この本に先立つ研究として、Klein,‎ R.L. 氏らによる2013年に発表された論文があります(Klein et al. 2013)。フィラデルフィアの緘黙治療専門施設(おそらくは SMart Center)にかかっていた5歳から12歳までの33人の緘黙児に対してアセスメントを行なったものです。その中で、緘黙児は自分で物語を語る検査の点数が低いという結果が出ています(検査は専門家ではなく訓練された親が行なったにもかかわらず)。今回の本の中では、その研究により、緘黙児に次の問題が確認されたと例示されています(2ページ)。

○ センテンス毎に十分な数の単語を使うこと
○ 複合的で複雑な構文を使うこと
○ 聞いたばかりの物語を自分で語り直すこと
○ 見た絵から物語を作ること
○ 考えを伝えるために想像力を働かせること
○ decontextualized language(※)を用いて情報を伝達すること

※ すみません、どう訳せばよいか分かりません。

エクスプレス・プログラムは、この研究を受けて開発されました。

エクスプレス・プログラムは、緘黙がある子のために開発されたものですが、他のコミュニケーションに問題を抱える子や、英語を第二言語とする子に対しても、この本は使えるとしています。


コメント


こうしたことばやコミュニケーションの問題(と言えばよいのでしょうか)と緘黙の関係については、あまり聞いたことがないという方もいらっしゃるかもしれませんが、英語圏では以前から取り上げられていました。昨年、イギリスの本の邦訳『場面緘黙支援の最前線』が出版されましたが、その第5章で「場面緘黙とコミュニケーション障害の併存」が解説されたことから、日本でもようやく知られ始めているかもしれません。なお、この第5章では、先の Klein 氏らによる2013年の論文が繰り返し引用されています(本では2012年の論文とされています)。

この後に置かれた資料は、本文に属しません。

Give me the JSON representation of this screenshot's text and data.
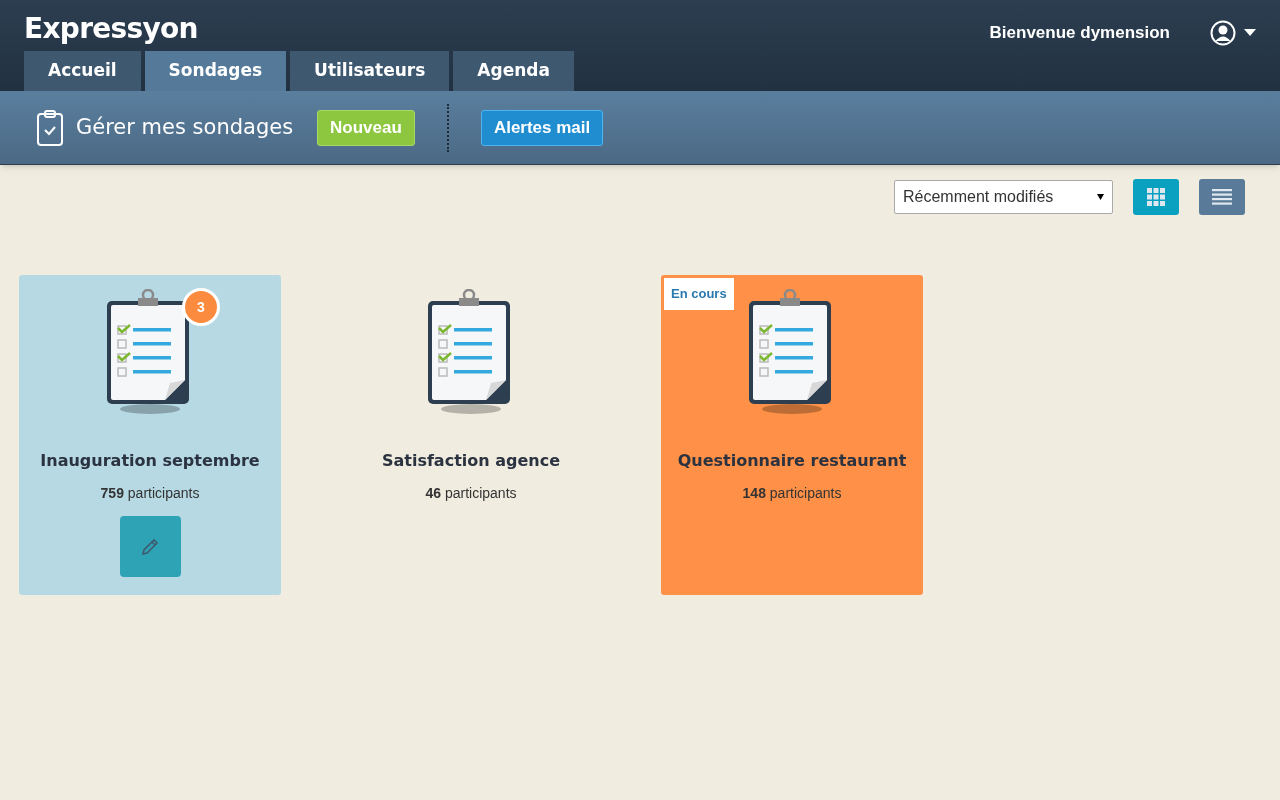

Klein 氏らによる先の研究では、緘黙児の受容言語スキルには特に問題は確認されなかったと私は読み取ったのですが、この本ではその受容言語スキルの拡大も図っています。他の先行研究には受容言語スキルに問題がある緘黙児の存在を示唆するものがあるため、そこのところを考慮したのかもしれません。

それにしても、この本を読んでいると、緘黙支援はどこまで行われるべきなのだろうかと考えさせられます。ただ声が出るようになったら支援を打ち切るのではなく、年齢相応の表現で、筋道立てて、自ら話せるようにまでなるまでは支援が必要なのか。私自身は、だいたい後者の段階にまで至った時に、とりあえず自分は緘黙(診断は受けていませんが)を克服したと考えています。